Another issue that came up at the Milwaukee County Board meeting is hazard pay, a term often used in military combat situations. Supvs. Taylor and Supreme Moore Omokunde (Dist. 10) wondered if essential workers, including bus drivers and grocery workers qualify. Westrich explained that these groups, at least right now, are not getting any additional pay. Hazard pay for correctional officers and police personnel are addressed in their collective bargaining agreements, explained Milwaukee County Corporation Counsel Margaret Daun.
Increasing the number of hospital beds is also a growing concern. Westrich says numerous options are being considered, from hotels to other large buildings. Adding up the hotels that have offered space Westrich says, “that might be about 80 beds.” Right now the number of extra beds which have been located stands at around 300, with a state search team attempting to locate a 1,000-bed location.
The Office of Emergency Management is also considering the Franklin Sports Center as a possible location for patient overflow, a proposal that drew the ire of county supervisors from the area who said they were not consulted about the idea. Westrich noted it was a new concept, and there is not a well developed plan.
She also touched on the authority local health officers may gain as COVID-19 spreads through the community, under state statute 252. “The sub-chapters within that Wisconsin statute are very robust, and they have very broad authority,” explained Westrich. “They can issue quarantine orders, they can get police powers to any health officer or coordinator that is staffed under them. And that applies to even, say, the City of Greenfield. They can empower their health officer staff to have police powers and be quarantine guards. That being said, I am very confident that here locally, we would do everything we could to keep our current measures in place.”
President Donald Trump has said he might want to end the quarantine measures to kick-start the economy again. But Daun noted that the president’s ability to order an end to state-level shelter-in-place measures would be very limited, if not totally ineffective.

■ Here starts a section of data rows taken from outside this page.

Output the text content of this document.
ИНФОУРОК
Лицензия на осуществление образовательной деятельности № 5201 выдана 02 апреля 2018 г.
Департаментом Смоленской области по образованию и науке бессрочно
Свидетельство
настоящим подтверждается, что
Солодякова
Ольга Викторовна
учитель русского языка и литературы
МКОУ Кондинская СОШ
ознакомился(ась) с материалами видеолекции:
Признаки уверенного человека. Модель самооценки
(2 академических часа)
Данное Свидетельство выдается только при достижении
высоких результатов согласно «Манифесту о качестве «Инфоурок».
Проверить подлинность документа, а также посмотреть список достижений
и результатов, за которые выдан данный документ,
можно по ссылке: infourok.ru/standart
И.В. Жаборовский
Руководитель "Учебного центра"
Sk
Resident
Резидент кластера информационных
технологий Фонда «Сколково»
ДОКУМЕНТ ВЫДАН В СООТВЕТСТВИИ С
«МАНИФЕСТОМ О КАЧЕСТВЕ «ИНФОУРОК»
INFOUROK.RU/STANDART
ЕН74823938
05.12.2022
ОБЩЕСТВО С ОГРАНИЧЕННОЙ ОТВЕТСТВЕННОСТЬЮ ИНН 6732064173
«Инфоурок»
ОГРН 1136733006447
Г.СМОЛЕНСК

Particularly when it comes to the continuation of a declared state of emergency, “the federal government literally has no control,” she said. “Even if the state emergency declaration were to expire,” she explained, Milwaukee County’s declared emergency would continue as long as the county executive and local health officers felt necessary. Daun says the president, “does not have, legally, a direct line of authority to command governors, local chief executives or local health officials to declare the emergency over.”
Researchers are continuously gathering fresh data and information on COVID-19, including who it affects and how. In Milwaukee County there have been 268 confirmed cases at the time of this writing, a figure that dwarfs numbers in every other county with reported positive cases.

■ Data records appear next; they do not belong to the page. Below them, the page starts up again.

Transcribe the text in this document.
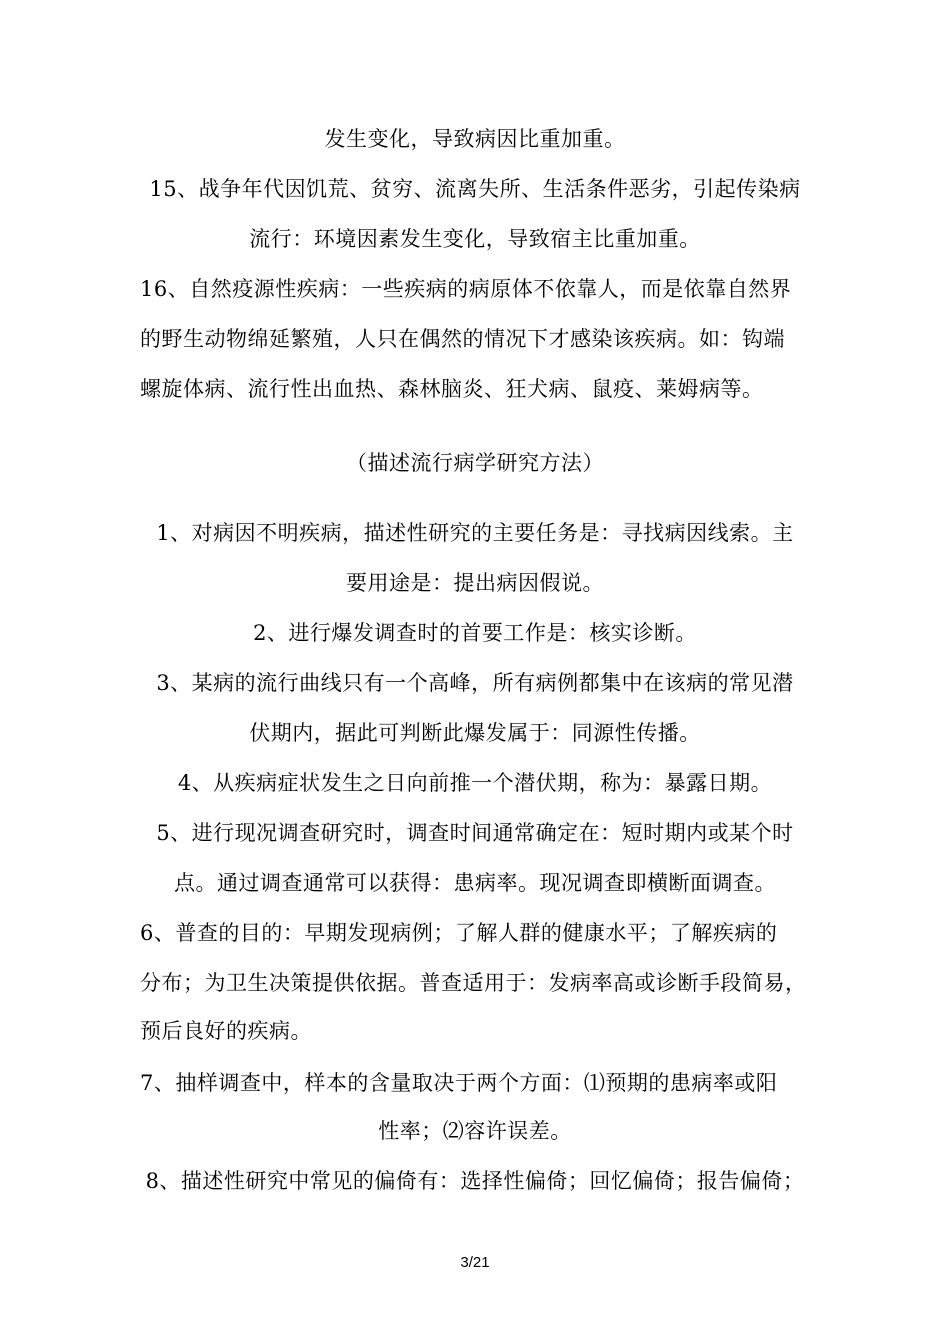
发生变化，导致病因比重加重。
15、战争年代因饥荒、贫穷、流离失所、生活条件恶劣，引起传染病
流行：环境因素发生变化，导致宿主比重加重。
16、自然疫源性疾病：一些疾病的病原体不依靠人，而是依靠自然界
的野生动物绵延繁殖，人只在偶然的情况下才感染该疾病。如：钩端
螺旋体病、流行性出血热、森林脑炎、狂犬病、鼠疫、莱姆病等。
（描述流行病学研究方法）
1、对病因不明疾病，描述性研究的主要任务是：寻找病因线索。主
要用途是：提出病因假说。
2、进行爆发调查时的首要工作是：核实诊断。
3、某病的流行曲线只有一个高峰，所有病例都集中在该病的常见潜
伏期内，据此可判断此爆发属于：同源性传播。
4、从疾病症状发生之日向前推一个潜伏期，称为：暴露日期。
5、进行现况调查研究时，调查时间通常确定在：短时期内或某个时
点。通过调查通常可以获得：患病率。现况调查即横断面调查。
6、普查的目的：早期发现病例；了解人群的健康水平；了解疾病的
分布；为卫生决策提供依据。普查适用于：发病率高或诊断手段简易，
预后良好的疾病。
7、抽样调查中，样本的含量取决于两个方面：⑴预期的患病率或阳
性率；⑵容许误差。
8、描述性研究中常见的偏倚有：选择性偏倚；回忆偏倚；报告偏倚；
3/21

The majority of the people who have tested positive are between the ages of 40 and 49, at 58 cases. There are 41 cases among people between the ages of 20 and 29, and 47 cases among those from 50 to 59 years old. Four children between the ages of 10 and 19 have tested positive, and 22 elderly people between the ages of 70-79 along with four who are 80 or older. People who worked in the Milwaukee transit system and the police department have recently tested positive.
Four deaths have been reported in the county, among the seven reported so far statewide.